My return trip to T1 began the morning of January 11, 2016, when a driver met me before dawn in Tegucigalpa for the long, overland trip to the airstrip, where an 8:00 a.m. military flight would take me into the valley. Virgilio had warned me to pack everything required for an overnight stay in the valley, including food and water, because helicopter transportation was uncertain and I would probably have to spend at least one night out there, maybe more. I tossed my overstuffed backpack into the back of the old pickup truck with a cracked windshield and government logos emblazoned on the side. We took off at high speed, the truck zooming through the deserted, postapocalyptic streets of the capital. We were soon out of the city and roaring up and down dizzying mountain roads. An hour later, high in the mountains, we were enveloped in a dense fog. The yellow lights of the oncoming cars and trucks loomed ominously, flaring up like fireworks, and then thundered past, the taillights winking out in the inky dark. As the light of dawn crept up, tatters of fog clung to the hillsides and filled the lowlands with mist. The Honduran interior is spectacularly beautiful and rugged, one mountain chain after the other, separated by deep green valleys. As we went up and down, the enchanted names of the villages flashed past—El Mago, Guaimaca, Campamento, Lepaguare, Las Joyas. They were the same towns we had passed a year before, but this time, shrouded in early morning mist, they looked otherworldly and aroused in me a sense of the inscrutability and “cognitive dissonance” of Honduras today.
We arrived at the Aguacate airstrip well in time for the flight, which was delayed by many hours. I was surprised to see how quickly the shabby terminal building had been smartly renovated into an archaeological laboratory. Next to that stood a brand-new military barracks, pale yellow cinder blocks with a corrugated tin roof—quarters for the soldiers rotating in and out of the site.
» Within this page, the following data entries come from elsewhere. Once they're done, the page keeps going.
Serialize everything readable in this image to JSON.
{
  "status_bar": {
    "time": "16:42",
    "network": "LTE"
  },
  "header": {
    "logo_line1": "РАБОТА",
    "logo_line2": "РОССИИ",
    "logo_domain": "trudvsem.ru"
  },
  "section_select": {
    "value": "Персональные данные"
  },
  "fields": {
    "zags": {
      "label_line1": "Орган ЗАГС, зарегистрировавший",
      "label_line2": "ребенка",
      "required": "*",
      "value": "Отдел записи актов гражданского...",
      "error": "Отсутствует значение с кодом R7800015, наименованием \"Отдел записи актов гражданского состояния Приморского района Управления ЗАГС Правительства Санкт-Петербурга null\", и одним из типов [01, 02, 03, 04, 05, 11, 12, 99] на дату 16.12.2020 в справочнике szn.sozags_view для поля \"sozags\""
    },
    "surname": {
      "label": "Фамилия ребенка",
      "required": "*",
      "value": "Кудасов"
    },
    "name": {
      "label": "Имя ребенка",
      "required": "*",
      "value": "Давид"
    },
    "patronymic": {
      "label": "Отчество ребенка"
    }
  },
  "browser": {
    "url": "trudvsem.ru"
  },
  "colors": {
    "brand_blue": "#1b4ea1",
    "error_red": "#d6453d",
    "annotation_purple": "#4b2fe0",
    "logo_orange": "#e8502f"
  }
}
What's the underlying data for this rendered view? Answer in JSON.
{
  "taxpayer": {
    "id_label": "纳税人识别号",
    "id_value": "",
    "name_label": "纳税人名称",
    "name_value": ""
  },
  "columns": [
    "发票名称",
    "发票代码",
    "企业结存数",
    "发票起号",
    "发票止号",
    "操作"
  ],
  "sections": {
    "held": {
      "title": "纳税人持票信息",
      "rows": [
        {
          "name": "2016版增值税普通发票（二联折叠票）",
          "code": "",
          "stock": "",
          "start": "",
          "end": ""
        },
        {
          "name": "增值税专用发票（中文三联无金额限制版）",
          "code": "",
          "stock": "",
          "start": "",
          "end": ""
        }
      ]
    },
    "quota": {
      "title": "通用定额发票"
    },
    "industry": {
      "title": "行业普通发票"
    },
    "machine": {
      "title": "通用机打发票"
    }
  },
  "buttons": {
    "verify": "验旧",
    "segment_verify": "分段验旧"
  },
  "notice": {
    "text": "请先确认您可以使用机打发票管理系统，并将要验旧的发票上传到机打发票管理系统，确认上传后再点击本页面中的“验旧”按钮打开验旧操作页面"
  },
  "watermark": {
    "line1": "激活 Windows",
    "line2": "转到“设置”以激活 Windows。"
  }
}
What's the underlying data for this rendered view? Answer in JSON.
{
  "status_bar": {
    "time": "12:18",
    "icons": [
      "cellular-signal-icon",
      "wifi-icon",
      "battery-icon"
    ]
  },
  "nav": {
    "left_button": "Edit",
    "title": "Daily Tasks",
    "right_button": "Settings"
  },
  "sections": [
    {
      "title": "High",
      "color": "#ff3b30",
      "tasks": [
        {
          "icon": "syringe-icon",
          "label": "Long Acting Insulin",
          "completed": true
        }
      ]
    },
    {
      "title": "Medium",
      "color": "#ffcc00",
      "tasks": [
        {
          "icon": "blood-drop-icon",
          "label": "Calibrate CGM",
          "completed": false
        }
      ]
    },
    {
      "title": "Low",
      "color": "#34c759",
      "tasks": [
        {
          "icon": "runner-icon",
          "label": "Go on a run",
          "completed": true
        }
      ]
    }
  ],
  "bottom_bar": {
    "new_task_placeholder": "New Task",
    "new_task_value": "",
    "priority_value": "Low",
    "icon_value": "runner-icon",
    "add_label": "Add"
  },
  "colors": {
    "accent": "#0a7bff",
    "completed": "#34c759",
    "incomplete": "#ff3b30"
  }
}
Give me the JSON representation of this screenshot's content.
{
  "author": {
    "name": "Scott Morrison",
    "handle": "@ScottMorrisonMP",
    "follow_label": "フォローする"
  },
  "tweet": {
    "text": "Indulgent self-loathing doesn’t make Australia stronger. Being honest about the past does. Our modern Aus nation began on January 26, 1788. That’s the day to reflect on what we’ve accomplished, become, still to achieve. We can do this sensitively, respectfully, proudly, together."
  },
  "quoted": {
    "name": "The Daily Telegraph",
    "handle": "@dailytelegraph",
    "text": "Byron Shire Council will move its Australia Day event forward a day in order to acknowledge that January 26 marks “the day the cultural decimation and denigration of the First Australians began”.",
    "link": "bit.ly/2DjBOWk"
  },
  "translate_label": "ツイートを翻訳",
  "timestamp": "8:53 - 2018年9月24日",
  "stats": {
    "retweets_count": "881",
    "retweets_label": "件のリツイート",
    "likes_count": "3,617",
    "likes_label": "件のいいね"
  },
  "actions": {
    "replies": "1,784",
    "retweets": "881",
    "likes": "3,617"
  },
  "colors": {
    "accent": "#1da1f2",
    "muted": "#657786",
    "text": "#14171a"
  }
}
The Honduran helicopter, an olive-green Bell UH-1, was waiting on the tarmac. We eventually took off and an hour later we cleared the notch, the magical vale of T1 once more unrolling before us, stippled in sunlight. But as we slowed into a hover above the camp, my fears seemed confirmed: From the air the area along the river was unrecognizable. A new and bigger landing zone had been hacked out of the dense vegetation on the opposite side of the river, with a dirt landing pad marked with a giant red X in plastic strips.
We landed and I hopped out with my backpack, the chopper soon thundering back into the sky. Everything was different. I picked my way across withered heaps of macheted vegetation and crossed the river on a set of single logs laid in a zigzag fashion. A massive flood had scoured the valley after the 2015 expedition, washing away the old landing zone and turning it into a rocky island in the middle of the river. The flood had also changed the river’s course, carving a new channel closer to the embankment that led up to the camp. Luckily, the archaeological site, situated on the high terraces above the floodplain, had not been affected.